Finding a numbers with the largest/smallest number of bits set

Question

Given a range of integers, how do I find the numbers within the range with the largest and the lowest number of bits set?

For example, given the range [32, 65] , 63 has the largest number of bits set (ie six, because the binary representation is 111111 ) and 32 and 64 have the lowest (ie one, because the binary representation are 100000 and 1000000 ).

Has to work fast for very large numbers/ranges (2^50).

Answer 1

Try to find the highest power of 2 that is within the range. This can be done by taking the upper bound and ANDing it with itself minus one in a loop, like:

temp = upper_bound;
while( (temp & (temp-1)) != 0) {
    temp = temp & (temp-1);
}

if(temp < lower_bound) {
    // No power of 2 found within range
}

If no power of 2 within the range is found by the previous step; you would've found a power of 2 that is not in range. Clear the corresponding bit in the upper and lower bounds and recurse; like:

void find_bits(unsigned int lower_bound, unsigned int upper_bound, unsigned int extra_bits) {
    unsigned int temp = upper_bound;
    while( (temp & (temp-1)) != 0) {
        temp = temp & (temp-1);
    }

    if(temp < lower_bound) {
        find_bits(lower_bound ^ temp, upper_bound ^ temp, extra_bits + 1);
        return;
    }

If zero is within the range, then the smallest number of set bits is zero (from the number zero).
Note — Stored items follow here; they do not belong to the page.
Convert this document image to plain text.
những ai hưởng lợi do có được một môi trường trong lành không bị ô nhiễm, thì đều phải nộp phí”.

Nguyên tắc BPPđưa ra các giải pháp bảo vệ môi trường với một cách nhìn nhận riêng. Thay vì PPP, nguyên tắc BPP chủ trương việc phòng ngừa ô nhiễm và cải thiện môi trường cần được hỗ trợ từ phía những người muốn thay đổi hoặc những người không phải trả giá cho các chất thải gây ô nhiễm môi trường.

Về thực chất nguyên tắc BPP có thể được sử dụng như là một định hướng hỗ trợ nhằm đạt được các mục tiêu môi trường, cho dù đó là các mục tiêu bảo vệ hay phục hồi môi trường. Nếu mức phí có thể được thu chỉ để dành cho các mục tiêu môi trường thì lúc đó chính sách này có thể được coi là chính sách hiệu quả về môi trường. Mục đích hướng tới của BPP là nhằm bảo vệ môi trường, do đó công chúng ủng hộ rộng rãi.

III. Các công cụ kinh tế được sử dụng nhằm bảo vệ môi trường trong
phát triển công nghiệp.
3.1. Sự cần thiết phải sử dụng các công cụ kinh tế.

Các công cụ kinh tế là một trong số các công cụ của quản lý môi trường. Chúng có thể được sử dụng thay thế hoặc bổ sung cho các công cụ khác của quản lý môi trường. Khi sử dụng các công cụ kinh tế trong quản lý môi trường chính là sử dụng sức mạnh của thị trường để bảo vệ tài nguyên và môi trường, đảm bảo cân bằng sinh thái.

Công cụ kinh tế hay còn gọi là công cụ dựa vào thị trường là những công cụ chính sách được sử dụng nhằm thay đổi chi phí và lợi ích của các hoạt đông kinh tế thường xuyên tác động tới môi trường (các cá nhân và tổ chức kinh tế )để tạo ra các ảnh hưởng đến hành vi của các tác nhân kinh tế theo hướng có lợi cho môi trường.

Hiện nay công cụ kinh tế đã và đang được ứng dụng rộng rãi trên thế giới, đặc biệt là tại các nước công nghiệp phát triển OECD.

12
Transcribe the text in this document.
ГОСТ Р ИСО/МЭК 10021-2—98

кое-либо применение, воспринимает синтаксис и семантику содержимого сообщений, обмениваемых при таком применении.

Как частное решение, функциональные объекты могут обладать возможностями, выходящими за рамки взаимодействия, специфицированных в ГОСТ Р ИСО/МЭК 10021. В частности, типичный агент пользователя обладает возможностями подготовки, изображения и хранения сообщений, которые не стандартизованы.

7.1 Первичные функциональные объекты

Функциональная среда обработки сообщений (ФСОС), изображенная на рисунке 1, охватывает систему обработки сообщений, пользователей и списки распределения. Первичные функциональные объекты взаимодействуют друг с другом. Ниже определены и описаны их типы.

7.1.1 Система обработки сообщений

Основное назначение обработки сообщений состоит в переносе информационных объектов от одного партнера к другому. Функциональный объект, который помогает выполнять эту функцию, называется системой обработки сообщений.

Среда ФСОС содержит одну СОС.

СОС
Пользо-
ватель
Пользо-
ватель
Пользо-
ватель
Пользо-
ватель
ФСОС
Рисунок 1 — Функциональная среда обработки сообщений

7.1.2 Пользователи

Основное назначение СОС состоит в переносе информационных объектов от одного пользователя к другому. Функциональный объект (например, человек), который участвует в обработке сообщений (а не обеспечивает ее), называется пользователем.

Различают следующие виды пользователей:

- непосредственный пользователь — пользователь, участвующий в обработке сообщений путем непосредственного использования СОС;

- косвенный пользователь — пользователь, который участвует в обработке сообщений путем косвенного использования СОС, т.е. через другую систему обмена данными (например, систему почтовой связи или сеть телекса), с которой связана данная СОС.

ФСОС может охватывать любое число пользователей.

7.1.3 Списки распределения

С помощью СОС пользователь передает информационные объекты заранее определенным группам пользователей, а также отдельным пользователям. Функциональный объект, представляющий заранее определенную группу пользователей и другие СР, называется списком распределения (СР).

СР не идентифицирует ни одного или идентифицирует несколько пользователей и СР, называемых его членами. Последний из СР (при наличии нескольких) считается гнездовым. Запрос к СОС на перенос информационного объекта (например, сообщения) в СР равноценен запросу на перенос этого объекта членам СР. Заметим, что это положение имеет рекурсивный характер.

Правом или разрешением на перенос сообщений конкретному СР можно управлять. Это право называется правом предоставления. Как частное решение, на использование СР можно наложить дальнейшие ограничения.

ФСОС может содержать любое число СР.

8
Otherwise, the smallest number of set bits is one (from any power of 2 within range, including the highest power of 2 you found). Don't forget to account for any extra bits that were previously cleared:

    if(lower_bound == 0) {
        least_set_bits = 0 + extra_bits;
    } else {
        least_set_bits = 1 + extra_bits;
    }

If the highest power of 2 within range minus 1 is also within the range, then the largest number of set bits will be however many bits is in highest power of 2 within range minus 1. Otherwise, the upper bound must have been the same as the lower bound and therefore the largest number of set bits is equal to the smallest number of set bits:

    if(temp - 1 < lower_bound) {
        most_set_bits = least_set_bits;
    } else {
        temp--;
        most_set_bits = 0;
        while(temp > 0) {
            temp >>= 1;
            most_set_bits++;
        }
        most_set_bits += extra_bits;
    }

All of the above combined (and untested and probably buggy; and definitely not able to handle some corner cases - eg if the range is [0, 0]):

void find_bits(unsigned int lower_bound, unsigned int upper_bound, unsigned int extra_bits) {
    unsigned int temp = upper_bound;
    unsigned int least_set_bits;
    unsigned int most_set_bits;

    while( (temp & (temp-1)) != 0) {
        temp = temp & (temp-1);
    }

    if(temp < lower_bound) {
        find_bits(lower_bound ^ temp, upper_bound ^ temp, extra_bits + 1);
        return;
    }

    if(lower_bound == 0) {
        least_set_bits = 0 + extra_bits;
    } else {
        least_set_bits = 1 + extra_bits;
    }

    if(temp - 1 < lower_bound) {
        most_set_bits = least_set_bits;
    } else {
        temp--;
        most_set_bits = 0;
        while(temp > 0) {
            temp >>= 1;
            most_set_bits++;
        }
        most_set_bits += extra_bits;
    }

    printf("Least set bits is %u, most set bits is %u.\n", least_set_bits, most_set_bits);
}

Answer 2

Given the range [ lower , upper ] with unsigned lower and upper , let diff = lower ^ upper be the bits that are different in lower and upper .

If diff is zero, the lower and upper are identical, so the least number of bits and the greatest number of bits set in the range is the number of bits set in lower .

Otherwise, let n be the number of the greatest bit set in diff , starting counting from 0 for the least significant bit. Let mask = (2u << n) - 1 be a mask for the bits up to and including bit n . (Note 2u is correct.) Partition lower and upper into shared high bits and separate low bits:

shared = lower & ~mask;
lower &= mask;
upper &= mask;

Count the bits set in shared . They are necessarily set in any value in the original [ lower , upper ]. Below, we solve for the new lower and upper . Then the solution for the original values is obtained by adding the number of bits set in shared .

If lower is zero, the least number of bits set is zero, since 0 is in [ lower , upper ], Otherwise, it is one, since 1u << n is in [ lower , upper ].

If upper equals mask , the greatest number of bits set is n+1 , the number of bits set in mask . Otherwise, it is n , since (1u << n) - 1 is in [ lower , upper ].